Раз уж я дал послабу с роялем и позволил жене забыть на нем газету, этим воспользовалась моя дочь Габриэла (Габи), при всем своем кажущемся простодушии особа хитрющая, любящая с самым невинным, ангельским и кротким выражением морочить (дурачить) отца. Однажды она подошла ко мне, обняла и, глядя в наше венецианское окно, с деланым восторгом воскликнула:
– Папочка, смотри, какая прекрасная погода! Весна! Вся природа обновляется!
Обычно это означало, что сейчас последует просьба – отпустить ее за город (городом у нее называется исключительно Рим), дать ей денег на маленький спортивный автомобиль с откидывающимся верхом или разрешить потанцевать в элитном ночном клубе. Но сейчас просьба оказалась иная – позволить ее подруге Жанет провести у нас фотосессию.

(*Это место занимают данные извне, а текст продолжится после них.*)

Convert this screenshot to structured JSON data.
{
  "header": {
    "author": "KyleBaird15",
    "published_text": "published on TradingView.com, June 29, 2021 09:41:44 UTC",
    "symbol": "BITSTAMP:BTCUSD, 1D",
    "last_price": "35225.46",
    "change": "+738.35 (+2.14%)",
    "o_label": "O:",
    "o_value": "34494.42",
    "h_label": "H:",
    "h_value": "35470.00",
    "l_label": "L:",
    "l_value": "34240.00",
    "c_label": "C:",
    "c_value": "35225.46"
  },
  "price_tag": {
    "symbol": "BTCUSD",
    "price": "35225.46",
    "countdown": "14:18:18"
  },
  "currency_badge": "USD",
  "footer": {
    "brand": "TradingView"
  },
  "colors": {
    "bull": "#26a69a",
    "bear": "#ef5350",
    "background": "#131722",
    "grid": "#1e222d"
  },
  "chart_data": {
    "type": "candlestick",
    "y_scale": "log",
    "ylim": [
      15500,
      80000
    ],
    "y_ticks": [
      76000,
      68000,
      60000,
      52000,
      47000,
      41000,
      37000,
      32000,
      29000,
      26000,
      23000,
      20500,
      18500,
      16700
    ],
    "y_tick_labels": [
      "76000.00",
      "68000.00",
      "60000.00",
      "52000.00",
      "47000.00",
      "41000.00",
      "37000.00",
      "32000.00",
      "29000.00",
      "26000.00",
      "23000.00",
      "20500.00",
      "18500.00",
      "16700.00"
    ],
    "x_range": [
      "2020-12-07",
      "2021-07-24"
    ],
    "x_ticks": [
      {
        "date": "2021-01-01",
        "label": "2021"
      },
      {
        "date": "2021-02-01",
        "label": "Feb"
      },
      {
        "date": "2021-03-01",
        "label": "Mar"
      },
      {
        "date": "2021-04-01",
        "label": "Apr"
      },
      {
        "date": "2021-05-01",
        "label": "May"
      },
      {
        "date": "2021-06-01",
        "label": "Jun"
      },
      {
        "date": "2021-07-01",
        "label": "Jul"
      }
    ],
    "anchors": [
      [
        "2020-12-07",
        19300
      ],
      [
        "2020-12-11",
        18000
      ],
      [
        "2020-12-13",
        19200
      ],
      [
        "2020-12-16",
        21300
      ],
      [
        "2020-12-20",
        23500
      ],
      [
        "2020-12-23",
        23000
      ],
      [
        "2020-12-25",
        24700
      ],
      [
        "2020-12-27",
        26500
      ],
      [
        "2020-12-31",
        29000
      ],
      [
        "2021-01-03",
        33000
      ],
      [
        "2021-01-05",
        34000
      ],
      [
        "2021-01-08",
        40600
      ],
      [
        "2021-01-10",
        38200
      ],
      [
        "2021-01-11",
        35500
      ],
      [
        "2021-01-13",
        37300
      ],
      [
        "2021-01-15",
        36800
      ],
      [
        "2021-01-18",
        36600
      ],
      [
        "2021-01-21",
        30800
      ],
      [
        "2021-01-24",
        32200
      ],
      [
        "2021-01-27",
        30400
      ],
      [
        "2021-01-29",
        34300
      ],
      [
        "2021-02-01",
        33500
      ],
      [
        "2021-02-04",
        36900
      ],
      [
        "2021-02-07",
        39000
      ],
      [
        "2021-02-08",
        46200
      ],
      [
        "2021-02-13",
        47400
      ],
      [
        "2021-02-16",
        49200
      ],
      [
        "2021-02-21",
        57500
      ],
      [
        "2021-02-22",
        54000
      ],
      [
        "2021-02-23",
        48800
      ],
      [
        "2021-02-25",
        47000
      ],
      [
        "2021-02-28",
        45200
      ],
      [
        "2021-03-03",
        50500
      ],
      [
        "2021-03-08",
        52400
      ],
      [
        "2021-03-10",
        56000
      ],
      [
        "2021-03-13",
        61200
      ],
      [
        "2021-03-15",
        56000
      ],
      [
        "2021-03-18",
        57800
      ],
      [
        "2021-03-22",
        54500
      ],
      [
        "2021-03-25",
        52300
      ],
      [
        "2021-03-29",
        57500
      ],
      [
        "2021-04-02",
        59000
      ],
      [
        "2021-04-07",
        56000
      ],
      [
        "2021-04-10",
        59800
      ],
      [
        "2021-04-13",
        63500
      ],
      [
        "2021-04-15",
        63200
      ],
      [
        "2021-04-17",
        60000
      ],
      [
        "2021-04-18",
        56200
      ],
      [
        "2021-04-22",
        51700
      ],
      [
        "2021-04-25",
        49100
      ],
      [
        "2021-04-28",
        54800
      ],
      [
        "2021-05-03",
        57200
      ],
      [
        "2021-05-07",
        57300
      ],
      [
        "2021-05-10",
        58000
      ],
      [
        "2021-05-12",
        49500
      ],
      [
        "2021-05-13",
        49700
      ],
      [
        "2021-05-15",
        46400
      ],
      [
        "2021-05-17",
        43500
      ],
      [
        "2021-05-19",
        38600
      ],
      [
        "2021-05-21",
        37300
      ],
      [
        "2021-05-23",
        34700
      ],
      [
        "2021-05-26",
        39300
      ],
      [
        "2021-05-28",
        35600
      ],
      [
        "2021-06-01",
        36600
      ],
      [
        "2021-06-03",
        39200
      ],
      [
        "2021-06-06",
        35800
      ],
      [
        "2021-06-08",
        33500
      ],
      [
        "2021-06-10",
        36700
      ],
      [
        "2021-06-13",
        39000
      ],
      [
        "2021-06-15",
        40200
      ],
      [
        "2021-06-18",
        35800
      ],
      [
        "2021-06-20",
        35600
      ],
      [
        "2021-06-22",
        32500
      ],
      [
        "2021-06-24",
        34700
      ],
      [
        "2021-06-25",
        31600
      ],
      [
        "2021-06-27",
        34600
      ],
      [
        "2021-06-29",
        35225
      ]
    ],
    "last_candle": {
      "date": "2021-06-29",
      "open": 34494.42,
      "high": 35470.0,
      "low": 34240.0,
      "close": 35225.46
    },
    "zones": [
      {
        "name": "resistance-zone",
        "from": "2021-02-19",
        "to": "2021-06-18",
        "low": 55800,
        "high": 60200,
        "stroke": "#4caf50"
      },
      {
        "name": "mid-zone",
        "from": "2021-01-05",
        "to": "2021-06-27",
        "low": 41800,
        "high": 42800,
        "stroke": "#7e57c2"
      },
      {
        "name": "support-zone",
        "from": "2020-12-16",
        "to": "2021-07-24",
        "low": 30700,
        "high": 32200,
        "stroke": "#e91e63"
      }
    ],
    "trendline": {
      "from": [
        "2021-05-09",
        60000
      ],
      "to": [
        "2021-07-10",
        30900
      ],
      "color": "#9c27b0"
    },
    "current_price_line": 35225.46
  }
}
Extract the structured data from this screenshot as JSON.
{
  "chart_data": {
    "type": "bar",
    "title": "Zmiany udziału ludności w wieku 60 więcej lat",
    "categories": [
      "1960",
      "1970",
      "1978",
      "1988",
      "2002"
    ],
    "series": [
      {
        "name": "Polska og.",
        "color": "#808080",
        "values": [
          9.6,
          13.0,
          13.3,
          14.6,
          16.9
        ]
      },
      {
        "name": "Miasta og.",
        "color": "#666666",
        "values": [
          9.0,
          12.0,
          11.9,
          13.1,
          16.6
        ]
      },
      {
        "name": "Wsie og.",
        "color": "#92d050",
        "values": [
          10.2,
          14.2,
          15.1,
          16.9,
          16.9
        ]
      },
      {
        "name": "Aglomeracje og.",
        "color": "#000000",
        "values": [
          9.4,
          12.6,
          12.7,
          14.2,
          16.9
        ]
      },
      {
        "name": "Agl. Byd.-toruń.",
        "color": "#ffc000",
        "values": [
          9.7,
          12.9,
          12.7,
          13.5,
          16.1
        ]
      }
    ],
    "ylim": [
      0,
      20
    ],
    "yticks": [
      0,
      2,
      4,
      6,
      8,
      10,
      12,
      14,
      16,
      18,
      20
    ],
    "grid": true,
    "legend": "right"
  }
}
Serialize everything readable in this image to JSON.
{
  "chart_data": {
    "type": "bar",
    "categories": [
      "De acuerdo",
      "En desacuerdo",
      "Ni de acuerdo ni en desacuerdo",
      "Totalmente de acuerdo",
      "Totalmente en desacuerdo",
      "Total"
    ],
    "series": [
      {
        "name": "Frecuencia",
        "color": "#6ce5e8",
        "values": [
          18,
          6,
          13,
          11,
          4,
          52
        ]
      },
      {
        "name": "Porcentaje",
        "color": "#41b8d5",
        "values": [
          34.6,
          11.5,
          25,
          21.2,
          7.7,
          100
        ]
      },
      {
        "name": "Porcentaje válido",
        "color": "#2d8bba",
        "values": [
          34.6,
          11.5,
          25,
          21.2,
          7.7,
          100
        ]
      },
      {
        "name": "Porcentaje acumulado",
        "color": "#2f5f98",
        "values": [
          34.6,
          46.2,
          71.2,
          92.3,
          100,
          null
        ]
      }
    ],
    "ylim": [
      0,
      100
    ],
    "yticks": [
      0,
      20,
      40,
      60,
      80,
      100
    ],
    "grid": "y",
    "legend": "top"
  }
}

– Пожалуйста, проводи, – сказал я, надеясь, что этим все и ограничится.
Но как я был не прав!
– Но только, папочка, фотосессия не совсем обычная. Фантазийная.
– Любопытно, что же это за фантазия взбрела вам на ум?
– М-м-м-м… Сниматься в неглиже.
– Ах, вот как! Ну что же… закройтесь на ключ и снимайтесь. Только оставьте мне щелочку, чтобы я мог подсматривать.
– Какой ты безобразник! Хорошо, хорошо, оставим. Но только, папуля… разреши моей подруге сниматься обнаженной на… твоем рояле.
– Что?! – Я посчитал, что ослышался.
– На твоем пре-крас-ном ро-яле, – раздельно повторила Габи, как повторяют для глухого. – Ведь это так оригинально! Так прикольно! Раньше никому и в голову не приходило.
– Да я вас… я вам… чтобы духу вашего не было! – Мне не хватало еще затопать ногами.
Габриэла уклончиво отвернулась, заслоняясь от меня плечиком. Она была готова во мне разочароваться.
– А что страшного? Ведь ты позволил маме положить на рояль пошлую бе-е-е-е. – Это произнесенное с брезгливостью слово означало у нее газетенку. – А тут на рояле будет лежать очаровательная молодая девушка с такой попочкой, такими сисечками, пушком в низу живота. Тебе самому понравится.
– Вы и правда разрешаете мне?.. Нет, я не собираюсь подсматривать. Очень мне нужно. Но – так и быть – разрешаю сфотографироваться, когда меня не будет дома, чтобы я не был свидетелем этого безобразия.
– Спасибо. Дай я тебя поцелую. – Габи встала на цыпочки и потянулась ко мне губами.
В ближайший четверг по предварительному сговору с Габи я покинул свое жилище и отправился фланировать по улицам. Издали я слышал, как Габи, Жанет и Некто в сером (назовем его так) посигналили у ворот нашего особняка. Когда створки ворот на мягких шарнирах распахнулись, они подкатили к боковому входу, развернулись и выбрались из черной лаковой кабины ретроавтомобиля, на каких когда-то ездили члены Политбюро.
И тут-то я разглядел, что Некто в сером, нагруженный фотоаппаратурой, был мужчиной. Вернее, парнем лет тридцати, в бейсболке, джинсах и жокейской куртке. «Хорошенькое дельце! Этот тридцатилетний нахал будет снимать неглиже – попочку, сисечки и прочие атрибуты!» – возмущался я, хотя, замечу, возмущался не без ревности и тайного желания оказаться на его месте.
Я хотел вернуться, чтобы пресечь это безобразие, возмутиться и даже поскандалить, если мне осмелятся возражать, но вспомнил о своей ревности и о том, как недавно сам игриво интересовался по поводу щелки, и махнул рукой. Пускай! Сейчас такие нравы. Вот только мой рояль, боюсь, меня проклянет… Так я подумал, но тотчас вспомнил, что я артист, можно сказать, богема, и негоже мне выступать блюстителем нравственности и поборником строгих нравов.
К тому же целомудрие – это свойство моей игры, моего отношения к музыке, моего внутреннего состояния, кое я пытаюсь донести до слушателей. Во внешнем поведении же я могу позволить себе все что угодно, и те, кто меня осудят (как осуждали Бодлера или Аполлинера), – лицемеры, книжники и фарисеи, далекие от живого искусства.